Here’s an interesting statistic from the HR software firm formerly known as StepStone Solutions: In the U.S., 37 percent of men and 24 percent of women enjoy going to work every day.
Now I see three ways of looking at that bit of intel about U.S. workers, which is drawn from a 14-nation survey of employee attitudes conducted in April by the company formerly known as StepStone Solutions.
First, of course, is the gender disparity. Men may enjoy going to work more because more men (77 percent) than women (55 percent) have had a pay raise since 2008. Or possibly because more men (73 percent) than women (59 percent) are confident their company will reward them for extra effort or taking on extra responsibilities.

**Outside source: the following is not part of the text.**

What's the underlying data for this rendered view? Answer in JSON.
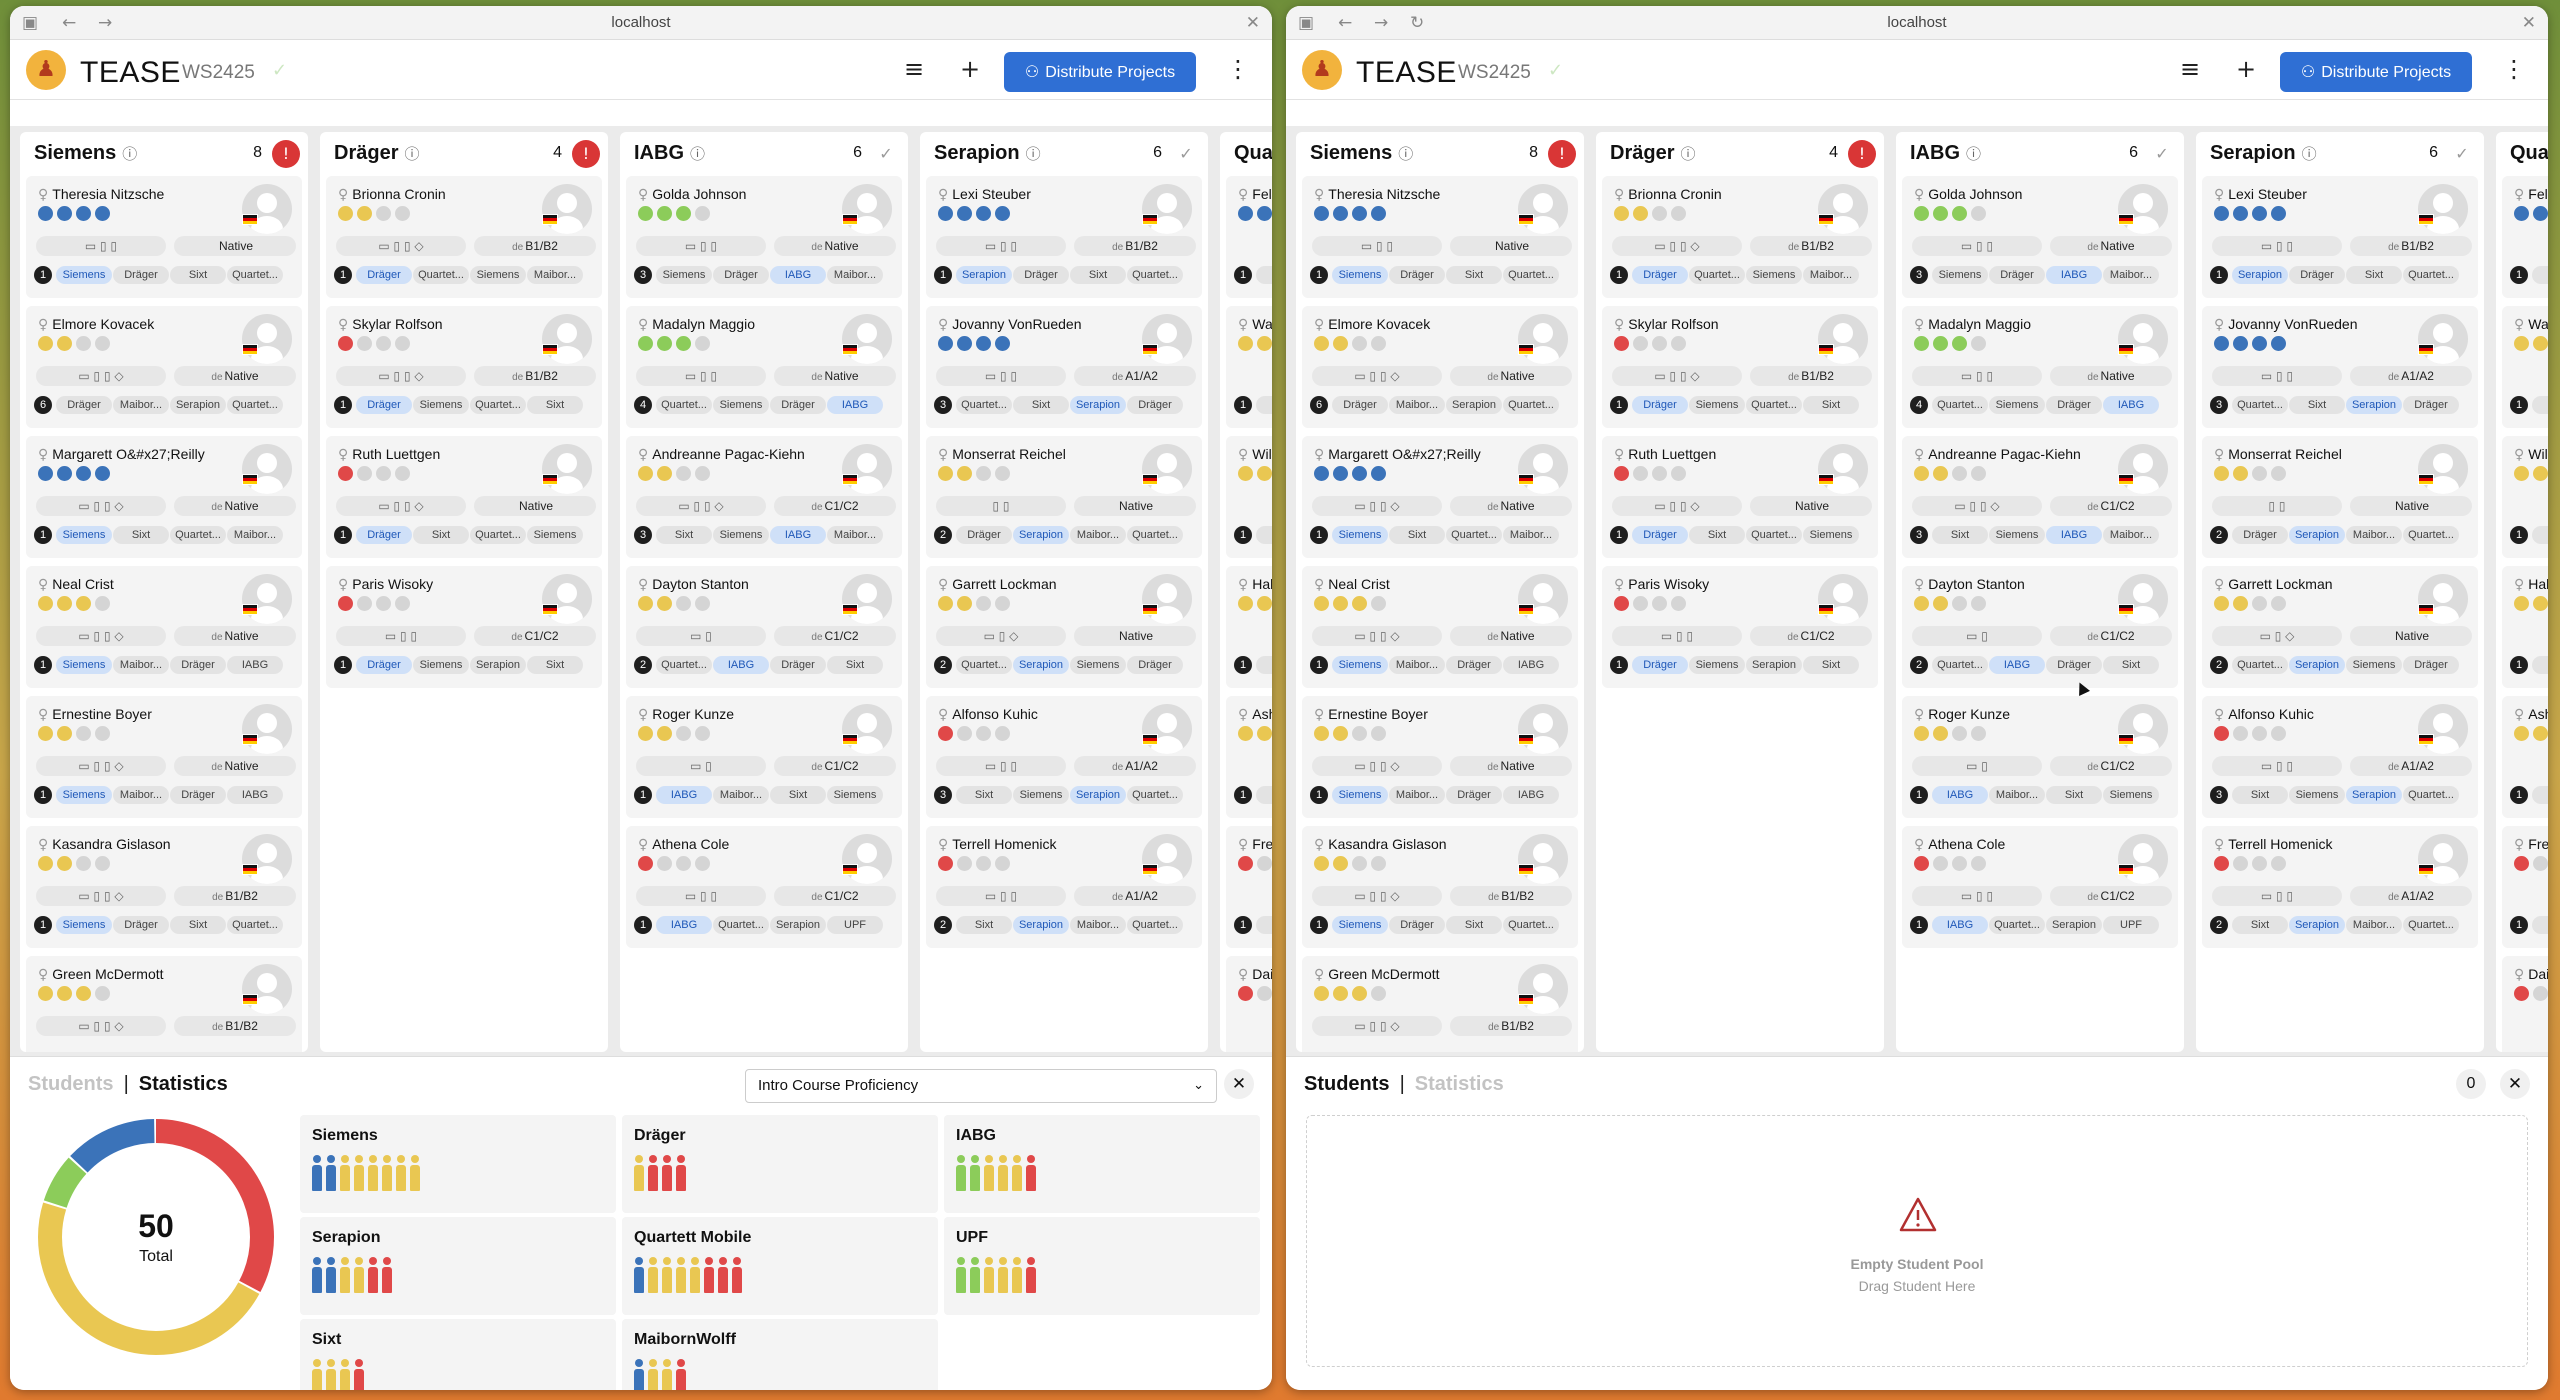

Another way of looking at this is that 63 percent of men and 76 percent of women don’t enjoy going to work every day. That’s the biggest part of the American workforce. (But not your workers, since they are a fat and happy lot. ) Compare that to the pay-raise data and it reminds you of that old adage about money not buying happy workers.
A third way, my preferred way, of looking at the data, is that there must be something wrong with those men and women. Really. Who enjoys going to work every day? Even those of us who love our jobs, our colleagues, and find the work rewarding in itself have days when we’d rather be elsewhere.

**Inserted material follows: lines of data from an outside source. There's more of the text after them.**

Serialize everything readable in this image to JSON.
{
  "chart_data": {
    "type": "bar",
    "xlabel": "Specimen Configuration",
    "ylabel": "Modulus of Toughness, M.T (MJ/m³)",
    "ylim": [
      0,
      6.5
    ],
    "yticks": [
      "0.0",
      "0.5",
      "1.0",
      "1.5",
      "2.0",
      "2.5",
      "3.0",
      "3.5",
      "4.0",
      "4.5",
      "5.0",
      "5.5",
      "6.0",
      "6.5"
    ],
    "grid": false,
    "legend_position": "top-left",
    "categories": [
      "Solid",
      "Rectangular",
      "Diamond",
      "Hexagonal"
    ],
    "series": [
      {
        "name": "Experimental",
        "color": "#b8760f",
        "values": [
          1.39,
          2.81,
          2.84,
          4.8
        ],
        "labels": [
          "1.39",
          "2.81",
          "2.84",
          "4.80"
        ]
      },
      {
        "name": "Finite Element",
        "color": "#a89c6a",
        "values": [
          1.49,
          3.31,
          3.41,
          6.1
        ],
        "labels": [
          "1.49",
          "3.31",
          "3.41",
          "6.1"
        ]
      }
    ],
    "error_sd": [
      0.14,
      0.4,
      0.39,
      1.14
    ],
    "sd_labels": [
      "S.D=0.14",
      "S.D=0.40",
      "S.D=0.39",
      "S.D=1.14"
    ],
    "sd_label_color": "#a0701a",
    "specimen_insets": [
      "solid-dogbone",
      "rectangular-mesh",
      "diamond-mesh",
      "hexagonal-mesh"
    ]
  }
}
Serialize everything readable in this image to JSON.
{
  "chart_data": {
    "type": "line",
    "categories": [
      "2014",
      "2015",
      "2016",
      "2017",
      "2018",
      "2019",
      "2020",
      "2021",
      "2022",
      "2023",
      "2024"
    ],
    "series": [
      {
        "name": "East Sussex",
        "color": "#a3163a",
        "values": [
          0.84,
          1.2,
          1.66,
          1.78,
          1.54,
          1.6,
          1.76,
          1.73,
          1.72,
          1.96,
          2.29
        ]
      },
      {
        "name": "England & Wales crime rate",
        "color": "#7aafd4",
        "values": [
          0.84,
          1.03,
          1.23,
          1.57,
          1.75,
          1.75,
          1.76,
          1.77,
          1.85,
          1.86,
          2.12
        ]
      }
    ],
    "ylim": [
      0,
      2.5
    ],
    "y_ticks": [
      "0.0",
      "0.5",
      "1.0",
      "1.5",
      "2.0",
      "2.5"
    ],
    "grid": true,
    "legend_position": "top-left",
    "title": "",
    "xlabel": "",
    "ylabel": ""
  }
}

When I was a hiring manager, most candidates I interviewed gave me some version of the “I love what I do” speech. The few who actually convinced me that going to work was all they loved or wanted to do, every day, all the time, they didn’t get hired. All work and no play makes Johnny a fairly single-focused boy who lacks the perspectives that extra-curricular activities provide and that I wanted in my department.
Fortunately, the survey by the company formerly known as StepStone Solutions included some additional questions about this work enjoyment thing. Accordingly, without regard to sex, the U.S. workers break down this way: 29 percent enjoy going to work every day; 48 percent enjoy most days, 21 percent not very often or less.
I’m still troubled by that 29 percent group. I suspect that what the majority really meant when they answered “every day” was that they mostly enjoyed going to work every day, all things considered. That 48 percent group, of course, answered truthfully and, as a friend of mine who is a psychologist would say, they are in touch with their feelings.
That last group, I hope, is looking for a new job.
There are some other findings from the survey. Chinese workers are almost three times as likely as the global average to report getting big pay raises. Mid-career workers are the least happy workers globally; Scandinavian workers are the happiest overall. Almost 40 percent of workers 56 to 50 believe they will be recognized and rewarded for hard work or extra responsibility; only 19 percent of Gen Y (18–25) agree.
The complete survey of some 4,000 workers won’t be available until sometime next month. But Lumesse, which is the company formerly known as StepStone Solutions, released some initial results along with the news of its rebranding. Last year, StepStone Solutions was bought from its German owner, Axel Springer, in a management buyout. Months later, in August, it bought SaaS recruitment tech vendor MrTed.
Now, the company has changed its name to Lumesse, establishing its own brand to distinguish itself from its one-time parent company, job board operator StepStone. The names, says Michelle Martin, global head of marketing, “reflects the kind of company our people said they want to work for — vibrant, human, fun but focused, global in scale but local in execution…”
Lumesse is headquartered in the U.K. It has offices in Texas, Germany, and Hong Kong.